# Leathershot - a folding sling concept



## Metropolicity (Aug 22, 2013)

This combines two loves of mine, multi-tools and slingshots.

I made this from a gutted LM Blast I had laying around, so fed some 3/16" tubing into the pivot holes and used some 7/32 tubing as a spacer. Peened them into place.

I then made up a 1842 pseudo taper band set and pulled it through with some string, match sticked with some bits of 1745.

It shoots TTF and almost like a PFS but I haven't had to flip it.

This is a tester, I plan to make another couple with either a Wave or a Surge because they are more comfortable to hold.


----------



## MrTriscuit (Oct 10, 2011)

Super cool idea! Would make a perfectly concealed slingshot!


----------



## The Warrior (Jan 30, 2012)

Great idea.


----------



## kooniu (Jul 14, 2011)

This is my solution


----------



## e~shot (Jun 3, 2010)

Cool!


----------



## Metropolicity (Aug 22, 2013)

Some more fun.

Took a really beat up KF4 with plier head issues and drilled out the head rivet to reveal some perfect mounting loops for some tubing.

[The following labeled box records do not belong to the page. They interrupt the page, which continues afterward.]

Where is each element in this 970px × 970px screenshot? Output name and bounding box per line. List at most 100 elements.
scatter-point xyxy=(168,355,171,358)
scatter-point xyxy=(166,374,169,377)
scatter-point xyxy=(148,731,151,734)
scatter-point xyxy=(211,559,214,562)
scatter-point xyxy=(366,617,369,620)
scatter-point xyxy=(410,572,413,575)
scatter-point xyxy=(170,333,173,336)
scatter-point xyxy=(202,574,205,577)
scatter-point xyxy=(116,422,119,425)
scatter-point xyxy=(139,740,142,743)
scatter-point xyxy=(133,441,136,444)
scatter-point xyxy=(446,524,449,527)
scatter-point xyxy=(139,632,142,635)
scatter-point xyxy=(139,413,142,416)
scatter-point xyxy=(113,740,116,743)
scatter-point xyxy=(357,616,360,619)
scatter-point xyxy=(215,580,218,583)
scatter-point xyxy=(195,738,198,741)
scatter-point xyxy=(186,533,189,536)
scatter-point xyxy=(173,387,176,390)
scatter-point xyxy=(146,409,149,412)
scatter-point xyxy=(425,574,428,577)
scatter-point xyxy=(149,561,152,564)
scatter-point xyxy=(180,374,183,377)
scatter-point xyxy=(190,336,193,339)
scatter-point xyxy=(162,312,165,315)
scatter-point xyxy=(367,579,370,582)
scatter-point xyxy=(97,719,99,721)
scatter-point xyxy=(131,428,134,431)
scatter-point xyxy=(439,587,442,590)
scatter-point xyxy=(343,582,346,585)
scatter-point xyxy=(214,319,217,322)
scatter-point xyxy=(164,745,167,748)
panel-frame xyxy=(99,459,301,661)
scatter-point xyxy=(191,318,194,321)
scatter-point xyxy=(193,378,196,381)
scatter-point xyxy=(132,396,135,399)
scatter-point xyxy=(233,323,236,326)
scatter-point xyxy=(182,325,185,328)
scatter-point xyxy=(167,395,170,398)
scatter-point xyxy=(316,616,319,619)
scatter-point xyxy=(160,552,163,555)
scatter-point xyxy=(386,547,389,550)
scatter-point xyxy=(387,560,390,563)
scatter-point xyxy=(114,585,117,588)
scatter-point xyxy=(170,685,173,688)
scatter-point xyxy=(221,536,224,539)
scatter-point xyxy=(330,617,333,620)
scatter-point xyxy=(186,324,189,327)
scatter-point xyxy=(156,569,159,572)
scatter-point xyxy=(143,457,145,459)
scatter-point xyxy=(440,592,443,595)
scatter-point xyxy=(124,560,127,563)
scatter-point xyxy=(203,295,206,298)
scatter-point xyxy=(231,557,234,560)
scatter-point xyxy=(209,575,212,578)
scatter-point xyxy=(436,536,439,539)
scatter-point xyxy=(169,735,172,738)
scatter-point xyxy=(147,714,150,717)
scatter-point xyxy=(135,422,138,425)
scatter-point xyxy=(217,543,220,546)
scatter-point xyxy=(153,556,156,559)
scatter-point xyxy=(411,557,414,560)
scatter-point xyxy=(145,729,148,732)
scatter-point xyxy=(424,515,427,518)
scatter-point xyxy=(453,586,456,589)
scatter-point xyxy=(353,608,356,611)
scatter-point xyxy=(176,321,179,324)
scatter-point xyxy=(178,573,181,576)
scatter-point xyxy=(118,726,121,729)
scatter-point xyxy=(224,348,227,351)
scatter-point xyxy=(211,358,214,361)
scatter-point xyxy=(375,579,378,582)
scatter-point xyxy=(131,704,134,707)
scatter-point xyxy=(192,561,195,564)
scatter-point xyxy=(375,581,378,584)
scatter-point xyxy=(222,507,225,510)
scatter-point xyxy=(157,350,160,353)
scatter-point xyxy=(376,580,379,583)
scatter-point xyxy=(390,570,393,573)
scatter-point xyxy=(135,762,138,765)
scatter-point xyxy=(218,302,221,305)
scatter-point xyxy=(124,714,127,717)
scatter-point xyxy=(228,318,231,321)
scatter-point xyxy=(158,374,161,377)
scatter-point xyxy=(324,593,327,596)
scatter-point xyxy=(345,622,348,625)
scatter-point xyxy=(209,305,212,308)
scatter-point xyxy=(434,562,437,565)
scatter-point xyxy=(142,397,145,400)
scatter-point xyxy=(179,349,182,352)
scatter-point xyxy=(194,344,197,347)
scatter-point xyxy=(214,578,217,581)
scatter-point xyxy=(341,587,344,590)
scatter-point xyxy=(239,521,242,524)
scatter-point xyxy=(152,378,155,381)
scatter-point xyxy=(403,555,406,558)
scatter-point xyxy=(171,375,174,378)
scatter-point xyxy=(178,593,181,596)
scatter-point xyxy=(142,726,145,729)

I may have to grind down the tip of the head on the pliers when I reassemble this to make it close all the way.































Since these loops are made from a matching plierhead, they nest!










When open, they can be used as a slingshot for ammo. Right now I have some 1842 pseudo tapers mocked up.










When closed and the tubes switched out for some heavier stuff like some pseudo tapered 5080, the valley is perfect for an arrow!


----------



## jonathanfv (Aug 29, 2012)

Very cool! I like how you can easily turn the 2nd one into a slingbow.


----------



## Yago (Mar 29, 2013)

kooniu said:


> This is my solution


Smart attach


----------



## Yago (Mar 29, 2013)

Metropolicity said:


> Some more fun. Took a really beat up KF4 with plier head issues and drilled out the head rivet to reveal some perfect mounting loops for some tubing. I may have to grind down the tip of the head on the pliers when I reassemble this to make it close all the way.
> 
> 
> 
> ...


Ni ce portable one


----------



## AmmoMike (Dec 31, 2013)

Creative genius at work!
I've got 2 old Leatherman multi-tools laying around, time to repurpose them.

Thnx, Mike


----------



## GHT (Jan 22, 2013)

http://img.tapatalk.com/d/14/01/04/na7ada8e.jpg
Love this one! If that model multi tool has a decent wood saw on it , I'm gonna 'need' to have one asap . 10/10.


----------



## BlackBob (Mar 8, 2013)

Very Creative.


----------